Vanadium oxide metal-insulator phase transition in different types of one-dimensional photonic microcavities

TL;DR

This study explores how vanadium dioxide's metal-insulator transition affects the optical properties of various one-dimensional photonic microcavities, including ordered, aperiodic, and disordered structures, across 900-2000 nm wavelengths.

Contribution

It introduces and compares different layered photonic structures embedding VO2, highlighting how their configurations influence optical modulation during phase transition.

Findings

Ordered structures show distinct transmission valleys with defect modes.

Aperiodic and disordered structures exhibit multiple transmission valleys.

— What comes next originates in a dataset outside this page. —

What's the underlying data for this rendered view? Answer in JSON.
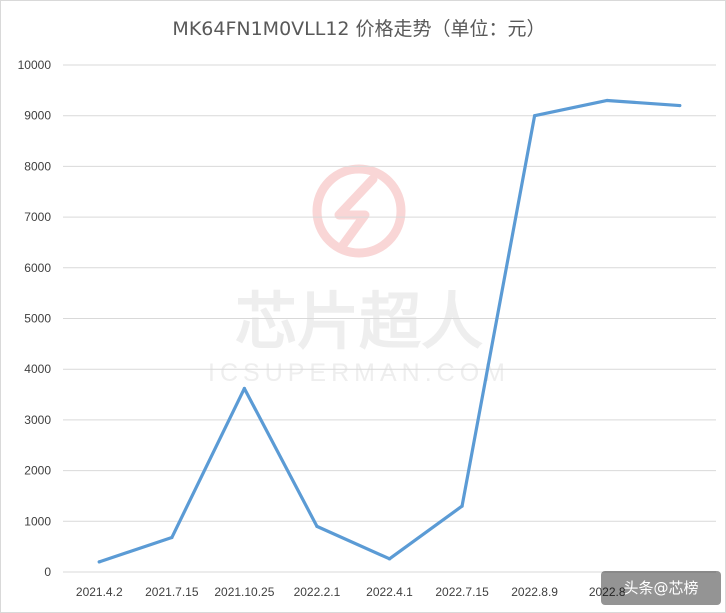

VO2 phase transition modulates optical properties across all structures.

Abstract

The optical properties of vanadium dioxide ($VO_2$) can be tuned via metal-insulator transition. In this work different types of one-dimensional photonic structure-based microcavities that embed vanadium dioxide have been studied in the spectral range between 900 nm and 2000 nm. In particular, $VO_2$ has been sandwiched between: i) two photonic crystals made of $SiO_2$ and $ZrO_2$; ii) two aperiodic structures made of $SiO_2$ and $ZrO_2$ that follow the Thue-Morse sequence; iii) two disordered photonic structures, made of $SiO_2$ and $ZrO_2$ in which the disorder is introduced either by a random sequence of the two materials or by a random variation of the thicknesses of the layers; iv) two four material-based photonic crystals made of $SiO_2$, $Al_2O_3$, $Y_2O_3$, and $ZrO_2$. The ordered structures i and iv show, respectively, one and two intense transmission valleys with defect modes, while the aperiodic and disordered structures ii and iii show a manifold of transmission valleys due to their complex layered configurations. The metal-insulator transition of $VO_2$, controlled by temperature, results in a modulation of the optical properties of the microcavities.